Risparmio, il 47% delle famiglie mette da parte soldi

Cresce il numero delle famiglie in grado di risparmiare così come sale il numero di quanti dichiarano di avere un reddito sufficiente o più che sufficiente per il proprio tenore di vita. A conferma che la ripresa, lenta lo scorso anno, si consolida nel 2018. E quanto emerge dall’indagine sul risparmio e sulle scelte finanziarie degli italiani 2018 curato dal Centro Einaudi e da Intesa Sanpaolo e condotto la scorsa primavera su un campione di 1021 persone. In particolare, dallo studio emerge che sale oltre il 47% del campione il numero di famiglie in grado di risparmiare contro il 43,4% del 2017 mentre la percentuale di intervistati che dichiara di avere un reddito sufficiente o più che sufficiente sale dal 60,8% al 63,6%. Far fronte agli imprevisti è la principale motivazione del risparmio, lo dichiara il 43% del campione, seguono i figli, 21%, la vecchiaia, 19,7% e la casa, 14%. “Dall’indagine emerge che c’è un grandissimo desiderio delle famiglie italiane di tornare alla normalità – commenta Gregorio De Felice, chief economist di Intesa Sanpaolo – in particolare la crescita di intervistati che dichiara di avere un reddito sufficiente e l’incremento delle famiglie in grado di risparmiate ci dicono che è in miglioramento la fiducia nel futuro”.

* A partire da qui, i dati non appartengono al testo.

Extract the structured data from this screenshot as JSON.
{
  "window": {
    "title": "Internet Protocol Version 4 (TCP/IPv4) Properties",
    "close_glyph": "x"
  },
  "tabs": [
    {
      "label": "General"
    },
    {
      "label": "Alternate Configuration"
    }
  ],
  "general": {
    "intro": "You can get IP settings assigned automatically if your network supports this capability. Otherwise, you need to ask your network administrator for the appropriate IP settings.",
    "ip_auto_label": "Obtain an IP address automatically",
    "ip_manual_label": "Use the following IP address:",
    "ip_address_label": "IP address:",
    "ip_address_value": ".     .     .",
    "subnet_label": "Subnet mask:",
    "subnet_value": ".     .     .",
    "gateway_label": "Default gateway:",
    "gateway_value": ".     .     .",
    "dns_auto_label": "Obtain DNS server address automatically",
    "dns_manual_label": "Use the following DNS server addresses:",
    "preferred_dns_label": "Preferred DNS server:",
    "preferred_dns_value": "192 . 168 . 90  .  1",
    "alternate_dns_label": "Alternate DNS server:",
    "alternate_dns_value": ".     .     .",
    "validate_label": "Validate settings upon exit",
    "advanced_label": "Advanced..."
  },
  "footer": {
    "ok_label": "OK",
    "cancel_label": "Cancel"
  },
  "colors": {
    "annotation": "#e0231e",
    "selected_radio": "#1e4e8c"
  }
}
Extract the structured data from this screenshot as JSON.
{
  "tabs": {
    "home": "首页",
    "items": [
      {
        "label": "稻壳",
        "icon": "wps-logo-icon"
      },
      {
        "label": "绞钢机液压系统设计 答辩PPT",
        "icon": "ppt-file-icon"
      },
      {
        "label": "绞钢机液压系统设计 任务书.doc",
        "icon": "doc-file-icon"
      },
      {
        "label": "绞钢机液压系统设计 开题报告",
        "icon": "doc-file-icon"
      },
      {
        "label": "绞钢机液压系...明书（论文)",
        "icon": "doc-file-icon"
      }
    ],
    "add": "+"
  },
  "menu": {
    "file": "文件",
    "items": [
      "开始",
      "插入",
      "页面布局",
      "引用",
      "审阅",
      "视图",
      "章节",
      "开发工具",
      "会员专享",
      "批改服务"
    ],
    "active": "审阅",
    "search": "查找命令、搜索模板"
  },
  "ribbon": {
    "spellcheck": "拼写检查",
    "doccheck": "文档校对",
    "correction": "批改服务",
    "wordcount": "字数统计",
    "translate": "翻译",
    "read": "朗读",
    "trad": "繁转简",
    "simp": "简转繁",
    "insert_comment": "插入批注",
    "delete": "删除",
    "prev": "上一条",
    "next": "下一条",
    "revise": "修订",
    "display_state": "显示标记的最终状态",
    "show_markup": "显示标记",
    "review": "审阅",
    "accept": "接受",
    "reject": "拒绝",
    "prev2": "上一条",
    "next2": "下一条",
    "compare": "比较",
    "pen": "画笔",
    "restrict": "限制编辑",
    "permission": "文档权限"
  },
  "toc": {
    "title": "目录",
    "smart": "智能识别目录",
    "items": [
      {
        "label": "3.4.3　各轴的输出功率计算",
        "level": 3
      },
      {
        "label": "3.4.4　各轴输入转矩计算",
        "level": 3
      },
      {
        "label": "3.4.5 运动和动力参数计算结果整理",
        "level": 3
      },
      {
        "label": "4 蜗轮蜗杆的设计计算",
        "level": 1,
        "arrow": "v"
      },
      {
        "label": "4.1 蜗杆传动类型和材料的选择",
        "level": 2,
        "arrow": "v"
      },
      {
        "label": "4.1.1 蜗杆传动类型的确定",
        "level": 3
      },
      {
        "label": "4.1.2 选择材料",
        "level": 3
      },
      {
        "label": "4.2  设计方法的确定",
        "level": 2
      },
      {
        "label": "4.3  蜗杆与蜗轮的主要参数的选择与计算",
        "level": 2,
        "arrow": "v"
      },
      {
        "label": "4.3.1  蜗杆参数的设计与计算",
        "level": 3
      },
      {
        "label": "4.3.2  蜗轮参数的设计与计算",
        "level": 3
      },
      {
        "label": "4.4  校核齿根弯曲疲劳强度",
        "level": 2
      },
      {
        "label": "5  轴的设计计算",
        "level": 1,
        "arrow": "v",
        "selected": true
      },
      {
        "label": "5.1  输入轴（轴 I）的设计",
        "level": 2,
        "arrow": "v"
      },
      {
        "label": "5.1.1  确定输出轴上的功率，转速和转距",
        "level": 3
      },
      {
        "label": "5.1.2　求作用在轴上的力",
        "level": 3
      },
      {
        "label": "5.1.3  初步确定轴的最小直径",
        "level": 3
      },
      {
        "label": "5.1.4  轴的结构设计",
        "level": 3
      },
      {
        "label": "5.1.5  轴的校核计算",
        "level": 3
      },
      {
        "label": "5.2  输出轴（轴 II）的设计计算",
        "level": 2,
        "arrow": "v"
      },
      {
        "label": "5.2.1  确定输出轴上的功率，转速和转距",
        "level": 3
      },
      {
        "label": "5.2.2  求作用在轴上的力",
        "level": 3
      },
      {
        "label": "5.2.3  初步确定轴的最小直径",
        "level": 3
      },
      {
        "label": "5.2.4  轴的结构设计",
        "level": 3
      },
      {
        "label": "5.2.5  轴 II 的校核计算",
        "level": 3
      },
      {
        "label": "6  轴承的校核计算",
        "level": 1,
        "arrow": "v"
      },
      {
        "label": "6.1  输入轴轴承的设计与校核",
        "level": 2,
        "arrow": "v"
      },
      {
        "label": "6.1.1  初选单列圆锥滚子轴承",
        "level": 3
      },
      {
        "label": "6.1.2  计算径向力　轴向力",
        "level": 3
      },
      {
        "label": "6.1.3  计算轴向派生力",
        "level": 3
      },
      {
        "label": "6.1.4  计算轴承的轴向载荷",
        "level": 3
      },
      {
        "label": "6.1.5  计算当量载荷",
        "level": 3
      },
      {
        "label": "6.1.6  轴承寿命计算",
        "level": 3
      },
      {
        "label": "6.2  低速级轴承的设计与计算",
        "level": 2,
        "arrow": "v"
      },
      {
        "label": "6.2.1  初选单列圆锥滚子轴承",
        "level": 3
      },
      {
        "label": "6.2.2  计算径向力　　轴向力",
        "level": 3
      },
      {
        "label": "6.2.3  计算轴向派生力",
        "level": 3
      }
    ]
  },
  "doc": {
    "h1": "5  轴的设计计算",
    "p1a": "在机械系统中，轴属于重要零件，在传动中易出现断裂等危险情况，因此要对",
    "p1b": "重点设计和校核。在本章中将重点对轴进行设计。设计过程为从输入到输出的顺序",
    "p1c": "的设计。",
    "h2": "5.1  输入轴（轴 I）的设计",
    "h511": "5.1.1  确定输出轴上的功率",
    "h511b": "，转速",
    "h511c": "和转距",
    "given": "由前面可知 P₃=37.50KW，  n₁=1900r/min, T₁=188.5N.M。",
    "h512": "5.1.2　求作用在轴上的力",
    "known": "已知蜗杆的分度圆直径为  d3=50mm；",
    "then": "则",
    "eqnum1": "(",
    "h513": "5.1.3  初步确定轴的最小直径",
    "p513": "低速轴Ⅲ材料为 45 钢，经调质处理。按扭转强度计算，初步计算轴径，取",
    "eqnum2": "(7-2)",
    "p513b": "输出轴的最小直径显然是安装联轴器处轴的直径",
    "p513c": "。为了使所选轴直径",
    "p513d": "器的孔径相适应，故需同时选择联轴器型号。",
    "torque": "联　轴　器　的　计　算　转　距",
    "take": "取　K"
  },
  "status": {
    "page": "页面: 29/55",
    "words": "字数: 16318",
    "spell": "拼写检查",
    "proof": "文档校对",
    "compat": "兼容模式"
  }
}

I risparmiatori italiani preferiscono il risparmio gestito alle obbligazioni che fino ad oggi sono state l’attività finanziaria più acquistata. A rilevare la fine della luna di miele dei risparmiatori con le obbligazioni è l’indagine sul risparmio e sulle scelte finanziarie degli italiani 2018 curato dal Centro Einaudi e da Intesa Sanpaolo e condotto la scorsa primavera su un campione di 1021 persone. Dallo studio emerge che a detenere le obbligazioni in portafoglio sono oggi il 19% degli intervistati contro il 29% del 2007 e, per i possessori, queste rappresentano ormai solo il 24% dell’attivo, erano il 36% nel 2015. L’analisi, rileva, poi, che dalle obbligazioni gli investitori intervistati sono usciti in due direzioni: liquidità, favorita dal tasso di inflazione inferiore all’1%, e risparmio gestito. In particolare, sottolinea l’indagine, nel 2018 il 21,4% del campione ha dichiarato il possesso di almeno una forma di risparmio gestito negli ultimi cinque anni. I sottoscrittori di fondi comuni sono risultati il 10,9%, erano il 7,2% nel 2015, quelli di Etf il 7,3% (2,3% nel 2015), quelli di polizze unit linked il 2,8%, il 2% nel 2015.